Here is the statement of the Lehigh Student Senate on academic integrity: We, the Lehigh University Student Senate, as the standing representative body of all undergraduates, reaffirm the duty and obligation of students to meet and uphold the highest principles and values of personal, moral and ethical conduct. As partners in our educational community, both students and faculty share the responsibility for promoting and helping ensure an environment of academic integrity. As such, each student is expected to complete all academic course work in accordance to the standards set forth by the faculty and in compliance with the University's Code of Conduct.

Grading Policy

Your final numeric score will be determined as follows:

22% : Homework (11 assignments)
  5% : Class participation        
48% : Midterm exams (4 of them, 12% each)
25% : Final Exam

Plus and minus grading will be used for final grades. Final grades will be "curved".

Accommodations for Students with Disabilities

If you have a disability for which you are or may be requesting accommodations, please contact both your instructor and the Office of Academic Support Services, University Center 212 (610-758-4152) as early as possible in the semester. You must have documentation from the Academic Support Services office before accommodations can be granted.

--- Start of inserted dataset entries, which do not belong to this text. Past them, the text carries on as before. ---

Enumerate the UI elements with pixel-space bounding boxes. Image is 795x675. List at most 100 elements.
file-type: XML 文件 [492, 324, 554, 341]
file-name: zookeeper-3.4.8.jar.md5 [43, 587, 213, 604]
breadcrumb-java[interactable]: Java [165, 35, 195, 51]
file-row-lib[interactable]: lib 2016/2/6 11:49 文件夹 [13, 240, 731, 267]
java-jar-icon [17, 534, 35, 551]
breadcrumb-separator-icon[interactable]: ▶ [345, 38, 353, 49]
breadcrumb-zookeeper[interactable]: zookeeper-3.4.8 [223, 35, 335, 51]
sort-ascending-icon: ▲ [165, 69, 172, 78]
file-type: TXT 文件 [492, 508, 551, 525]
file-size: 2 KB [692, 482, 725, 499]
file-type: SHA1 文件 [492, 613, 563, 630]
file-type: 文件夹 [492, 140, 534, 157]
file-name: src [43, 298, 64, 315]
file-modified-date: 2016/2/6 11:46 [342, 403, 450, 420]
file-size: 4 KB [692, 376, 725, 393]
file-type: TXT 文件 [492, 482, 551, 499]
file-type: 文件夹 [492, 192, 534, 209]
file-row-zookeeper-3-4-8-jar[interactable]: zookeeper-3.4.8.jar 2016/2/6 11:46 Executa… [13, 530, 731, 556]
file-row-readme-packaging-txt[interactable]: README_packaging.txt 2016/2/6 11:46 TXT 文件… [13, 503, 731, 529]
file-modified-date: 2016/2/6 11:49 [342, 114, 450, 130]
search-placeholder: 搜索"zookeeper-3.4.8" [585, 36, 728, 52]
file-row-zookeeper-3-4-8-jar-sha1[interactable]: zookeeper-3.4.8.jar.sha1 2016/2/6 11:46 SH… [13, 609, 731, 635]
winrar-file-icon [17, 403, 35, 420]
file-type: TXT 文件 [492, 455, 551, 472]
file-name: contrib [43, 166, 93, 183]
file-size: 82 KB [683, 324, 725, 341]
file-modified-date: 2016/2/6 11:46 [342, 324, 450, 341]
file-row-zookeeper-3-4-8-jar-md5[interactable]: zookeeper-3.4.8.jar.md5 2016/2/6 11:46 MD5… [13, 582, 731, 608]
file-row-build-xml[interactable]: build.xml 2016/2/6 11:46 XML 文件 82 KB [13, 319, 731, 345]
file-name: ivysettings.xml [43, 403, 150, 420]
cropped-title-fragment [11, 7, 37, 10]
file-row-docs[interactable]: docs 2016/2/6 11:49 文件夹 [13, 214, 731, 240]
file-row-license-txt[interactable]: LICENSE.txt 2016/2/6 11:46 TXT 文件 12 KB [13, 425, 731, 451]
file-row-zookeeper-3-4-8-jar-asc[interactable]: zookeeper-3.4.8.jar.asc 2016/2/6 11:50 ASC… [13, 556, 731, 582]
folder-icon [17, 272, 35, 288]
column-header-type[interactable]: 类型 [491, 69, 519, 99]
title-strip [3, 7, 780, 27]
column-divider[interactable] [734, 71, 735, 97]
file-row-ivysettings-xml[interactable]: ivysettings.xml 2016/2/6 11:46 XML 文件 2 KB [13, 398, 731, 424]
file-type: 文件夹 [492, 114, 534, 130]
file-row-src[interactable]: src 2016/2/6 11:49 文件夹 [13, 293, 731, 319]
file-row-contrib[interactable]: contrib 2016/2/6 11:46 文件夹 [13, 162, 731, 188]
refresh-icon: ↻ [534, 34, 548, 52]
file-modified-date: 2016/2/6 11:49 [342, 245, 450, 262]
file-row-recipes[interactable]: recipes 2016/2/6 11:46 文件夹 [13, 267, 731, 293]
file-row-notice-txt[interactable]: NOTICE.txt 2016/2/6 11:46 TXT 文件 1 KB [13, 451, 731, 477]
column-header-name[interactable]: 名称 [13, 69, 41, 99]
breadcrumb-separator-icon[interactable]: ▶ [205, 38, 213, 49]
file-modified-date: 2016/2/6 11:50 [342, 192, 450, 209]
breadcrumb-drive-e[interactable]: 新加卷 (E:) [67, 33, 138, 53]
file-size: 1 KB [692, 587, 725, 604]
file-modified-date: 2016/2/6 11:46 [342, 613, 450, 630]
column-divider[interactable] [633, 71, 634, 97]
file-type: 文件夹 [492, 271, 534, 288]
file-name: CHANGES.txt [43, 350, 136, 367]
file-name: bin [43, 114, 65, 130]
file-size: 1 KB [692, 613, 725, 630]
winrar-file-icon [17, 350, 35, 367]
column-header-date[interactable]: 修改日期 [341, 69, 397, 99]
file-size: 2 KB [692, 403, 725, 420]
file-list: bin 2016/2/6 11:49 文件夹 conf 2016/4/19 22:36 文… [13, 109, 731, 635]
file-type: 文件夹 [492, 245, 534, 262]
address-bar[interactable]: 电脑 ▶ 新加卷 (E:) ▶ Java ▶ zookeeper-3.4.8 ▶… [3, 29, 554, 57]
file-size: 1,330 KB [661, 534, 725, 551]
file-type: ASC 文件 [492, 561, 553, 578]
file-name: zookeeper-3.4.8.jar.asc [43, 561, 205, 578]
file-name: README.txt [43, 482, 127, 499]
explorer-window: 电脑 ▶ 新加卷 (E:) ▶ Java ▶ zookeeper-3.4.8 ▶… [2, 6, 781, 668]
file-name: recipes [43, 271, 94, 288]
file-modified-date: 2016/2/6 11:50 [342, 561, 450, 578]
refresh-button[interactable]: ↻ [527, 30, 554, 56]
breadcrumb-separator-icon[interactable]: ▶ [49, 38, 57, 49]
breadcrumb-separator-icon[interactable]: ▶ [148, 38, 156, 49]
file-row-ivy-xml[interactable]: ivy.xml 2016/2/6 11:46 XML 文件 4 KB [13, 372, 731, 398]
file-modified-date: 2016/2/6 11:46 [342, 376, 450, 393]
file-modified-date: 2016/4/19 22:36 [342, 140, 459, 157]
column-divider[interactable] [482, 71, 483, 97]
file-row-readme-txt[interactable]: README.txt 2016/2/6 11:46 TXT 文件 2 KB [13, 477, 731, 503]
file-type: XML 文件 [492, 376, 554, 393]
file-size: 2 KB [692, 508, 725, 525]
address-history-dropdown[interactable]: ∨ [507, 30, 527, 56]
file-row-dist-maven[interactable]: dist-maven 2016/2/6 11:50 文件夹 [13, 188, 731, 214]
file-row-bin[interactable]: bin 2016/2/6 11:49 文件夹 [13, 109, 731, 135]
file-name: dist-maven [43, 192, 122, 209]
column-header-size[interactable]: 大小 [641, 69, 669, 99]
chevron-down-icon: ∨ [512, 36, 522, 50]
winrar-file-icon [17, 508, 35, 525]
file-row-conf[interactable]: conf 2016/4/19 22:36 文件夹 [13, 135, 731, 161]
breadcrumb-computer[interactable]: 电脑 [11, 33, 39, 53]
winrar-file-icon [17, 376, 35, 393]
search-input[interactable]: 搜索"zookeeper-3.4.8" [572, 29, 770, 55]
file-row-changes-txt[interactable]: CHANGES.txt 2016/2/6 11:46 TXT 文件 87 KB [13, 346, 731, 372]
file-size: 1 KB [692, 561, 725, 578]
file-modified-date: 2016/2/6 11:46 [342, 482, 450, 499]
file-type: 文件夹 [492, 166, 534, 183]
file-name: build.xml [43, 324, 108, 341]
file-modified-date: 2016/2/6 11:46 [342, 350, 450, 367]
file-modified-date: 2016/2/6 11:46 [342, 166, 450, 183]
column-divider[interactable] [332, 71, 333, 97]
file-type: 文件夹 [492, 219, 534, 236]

Aside from verified disability accommodations, no exemptions from exams will be given, and no exam scores will be dropped. Only verifiable excuses will be considered for missing an exam: you must inform me prior to the exam, and you must supply me with a written excuse from a doctor or the Dean of Students.

Typical Difficulties

Here, we list some of the problems that students typically encounter in the course. You won't understand some of the terms right now, but look back at this section as the course goes along and you will understand it better.

The hardest part of this course is usually figuring out which type of probability distribution to use in a particular situation. That is, "word problems" are what this course is all about. This is not made easier by the fact that the names of the distributions, like the names of the chemical elements, have no apparent system to them. It takes a lot of practice to become familiar with what tool to use for any particular situation, so hang in there, practice, and it will eventually "click" for you.

Other difficulties tend to be:

Schedule Notes

  Do not purchase your Winter break airline tickets before the schedule for final exams is posted. You will not be allowed to "take the exam early because you have already purchased a non-refundable airline ticket". The last possible day for the exam is Wednesday, Dec. 22nd.